Tuesday, December 3, 2013

The Disaster Artist - A Book Review



If you haven't seen The Room, you're fortunate.  It is not so much a film as it is an experience and it is not a pleasant experience.  While not quite as cringe-inducing as The Human Centipede or its' sequels, The Room is equally uncomfortable to watch.  To watch The Room is to stare into the heart of madness itself - a chaotic, Lovecraftian madness that goes by the name of Tommy Wiseau.

Wiseau is a man who - had he not been born - would have to be created by Sacha Baron Cohen.  The kindest adjective that might be applied to Wiseau is eccentric.  Independently wealthy through mysterious circumstances, Wiseau has been notoriously evasive about his origins since achieving infamy through his film.  The Disaster Artist does not make Wiseau's past any clearer but it does explain his motivations somewhat.

Co-written by Greg Sestero, who played Mark in The Room in addition to serving (unwillingly) as the movie's Line Producer, The Disaster Artist alternates between two points-in-time.  Told in alternating chapters, half the book is devoted towards the downward spiral that was the making of The Room.  The other half is devoted towards detailing Sestero's life as a young actor in Southern California and how he befriended Wiseau.

Cult film fans will doubtlessly be interested in reading about Wiseau's process or lack thereof.  There is all manner of trivia regarding the shoot, like how Wiseau constructed a roof-top set with green-screen backgrounds in a parking lot rather than using an actual rooftop.  Despite this, the alternating chapters about Wiseau the man and his friendship with Sestero offer far more insight into Wiseau The Artist than anything else.

Sestero and co-author Tom Bissell paint Wiseau as an overgrown man-child - a poor little rich boy who never learned how to make friends and tried to buy the life he wanted.  This seems as likely an explanation as any for many scenes in The Room that serve no purpose other than to establish Tommy's character Johnny as a popular, well-respected man - i.e. the sort of man Wiseau wishes he was but is incapable of being due to his crippling insecurities and control issues.

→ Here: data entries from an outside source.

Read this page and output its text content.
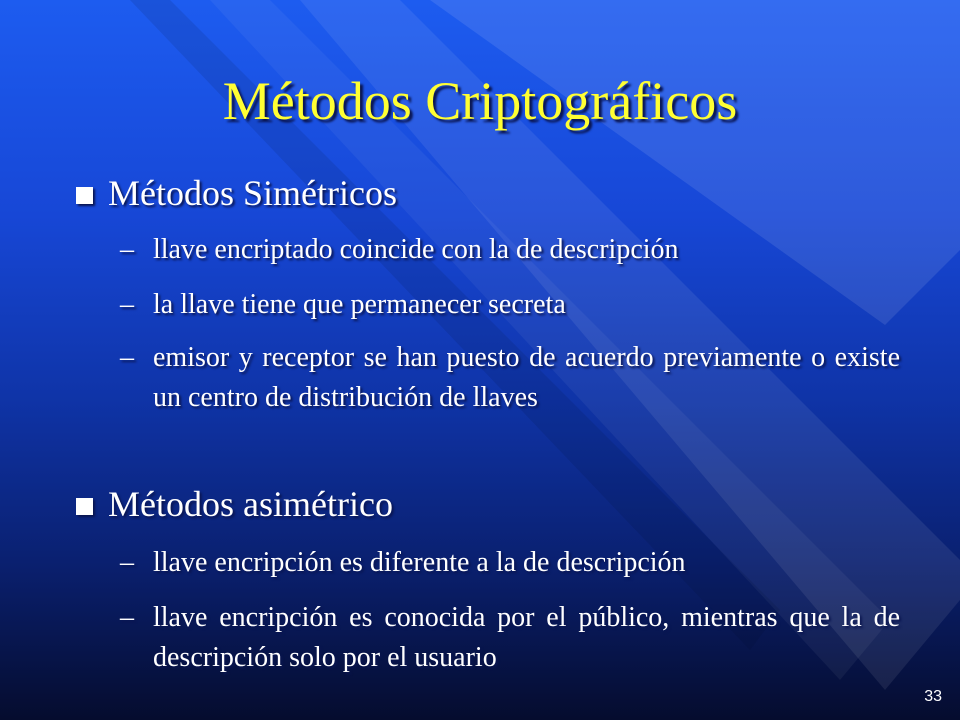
Métodos Criptográficos
Métodos Simétricos
– llave encriptado coincide con la de descripción
– la llave tiene que permanecer secreta
– emisor y receptor se han puesto de acuerdo previamente o existe un centro de distribución de llaves
Métodos asimétrico
– llave encripción es diferente a la de descripción
– llave encripción es conocida por el público, mientras que la de descripción solo por el usuario
33
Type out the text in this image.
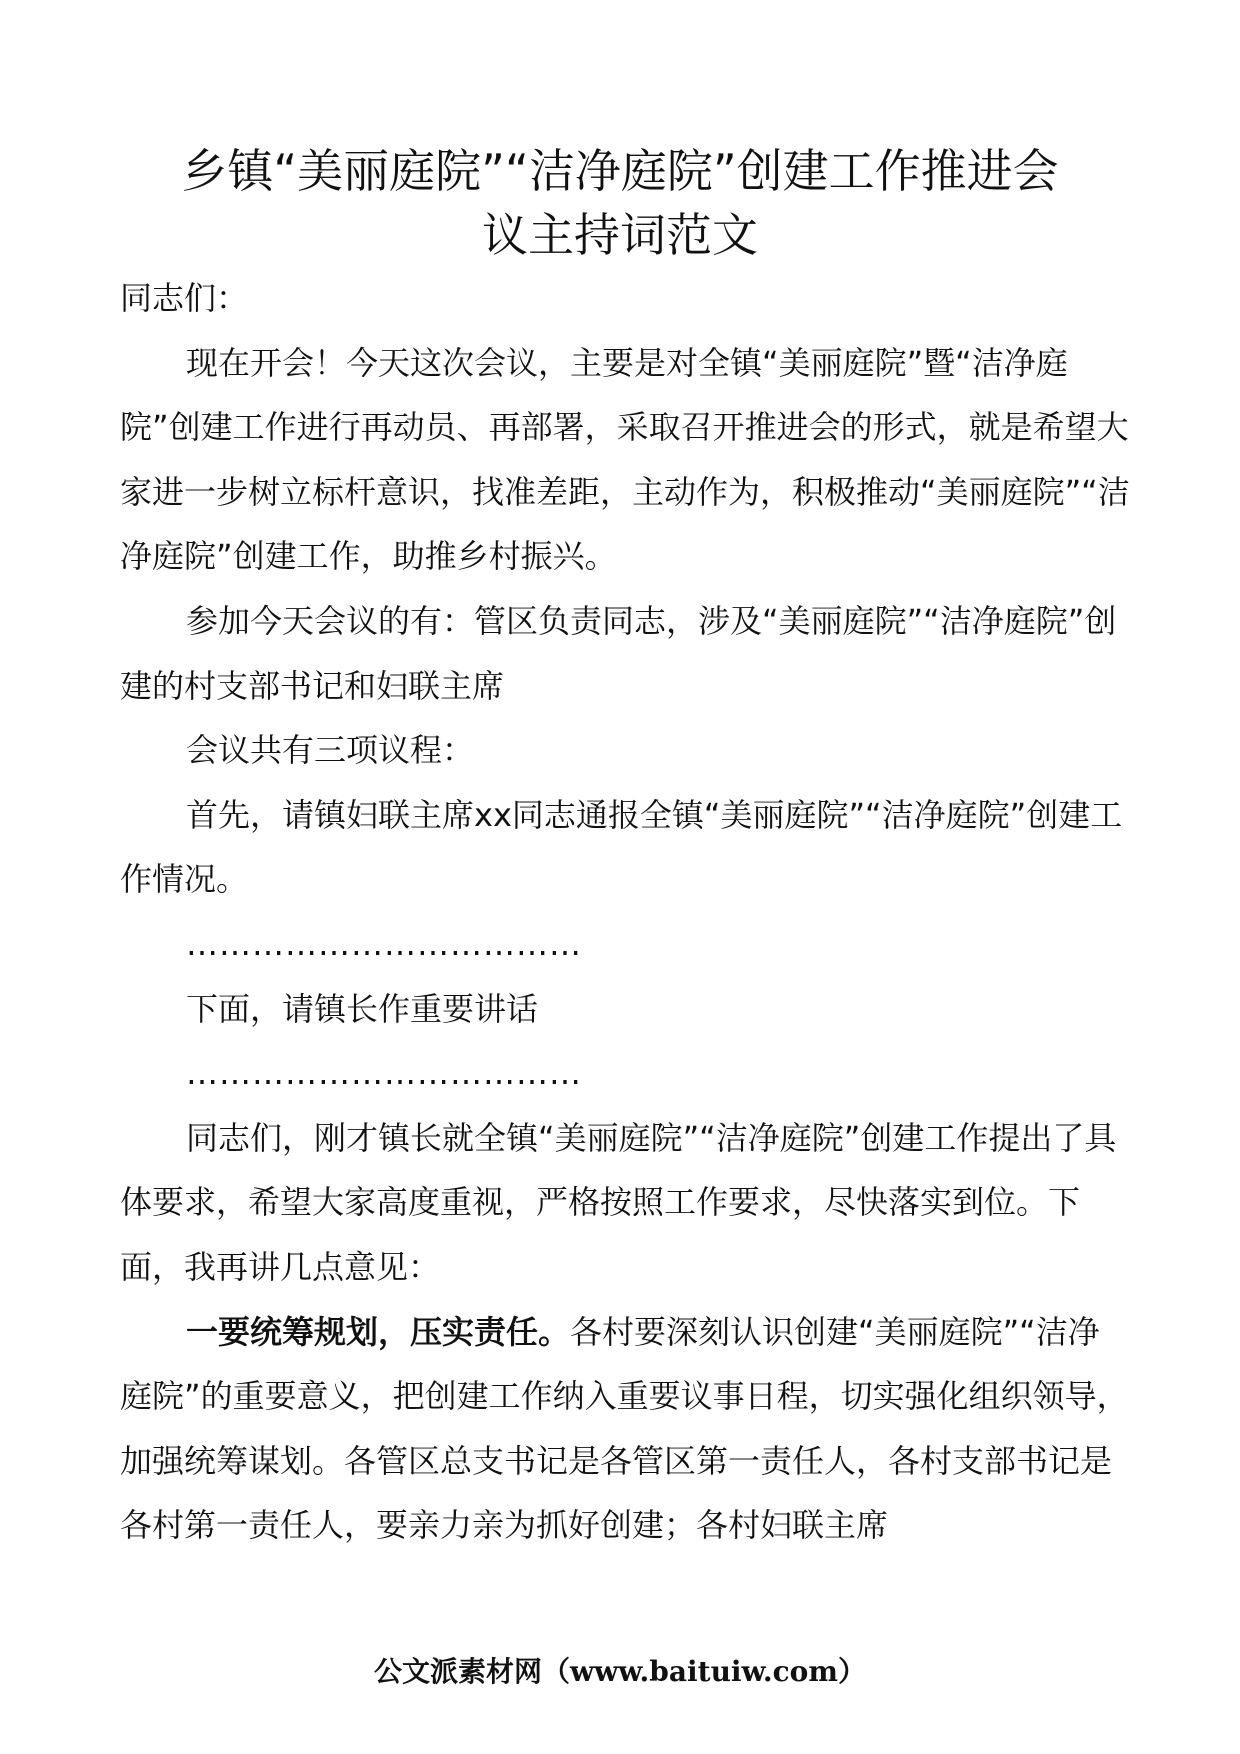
乡镇“美丽庭院”“洁净庭院”创建工作推进会
议主持词范文

同志们：

现在开会！今天这次会议，主要是对全镇“美丽庭院”暨“洁净庭院”创建工作进行再动员、再部署，采取召开推进会的形式，就是希望大家进一步树立标杆意识，找准差距，主动作为，积极推动“美丽庭院”“洁净庭院”创建工作，助推乡村振兴。

参加今天会议的有：管区负责同志，涉及“美丽庭院”“洁净庭院”创建的村支部书记和妇联主席

会议共有三项议程：

首先，请镇妇联主席xx同志通报全镇“美丽庭院”“洁净庭院”创建工作情况。

………………………………

下面，请镇长作重要讲话

………………………………

同志们，刚才镇长就全镇“美丽庭院”“洁净庭院”创建工作提出了具体要求，希望大家高度重视，严格按照工作要求，尽快落实到位。下面，我再讲几点意见：

一要统筹规划，压实责任。各村要深刻认识创建“美丽庭院”“洁净庭院”的重要意义，把创建工作纳入重要议事日程，切实强化组织领导，加强统筹谋划。各管区总支书记是各管区第一责任人，各村支部书记是各村第一责任人，要亲力亲为抓好创建；各村妇联主席

公文派素材网（www.baituiw.com）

There lies the grand irony of this book.  By exposing Wiseau at his most inhuman, Sestero inspires sympathy for the devil.  Wiseau's antics on the set inspire pity rather than outrage as one senses he really doesn't know any better.  Likewise, Sestero himself manages not to come off as a back-stabbing opportunist even as he lays his relationship with Wiseau bare.  He is quick to praise Wiseau for his generosity and notes that Tommy gave him the emotional support Sestero's family didn't as he was trying to make it, thus taking the edge off when he tells tales of Wiseau's legendary miserliness on the set and his numerous breakdowns off of it.

While it's not worth reading more than once, The Disaster Artist is worth picking up at the library.  It has a lot to offer whether you're a fan of cult cinema, an aspiring actor interesting in reading about another actor's attempts to make it or the sort of person who slows down to look at the car crashes on the side of the freeway.  Aficionados of The Room may be disappointed there is less about the film than there is about the people behind it but they can easily skip half the book if it bothers them that much.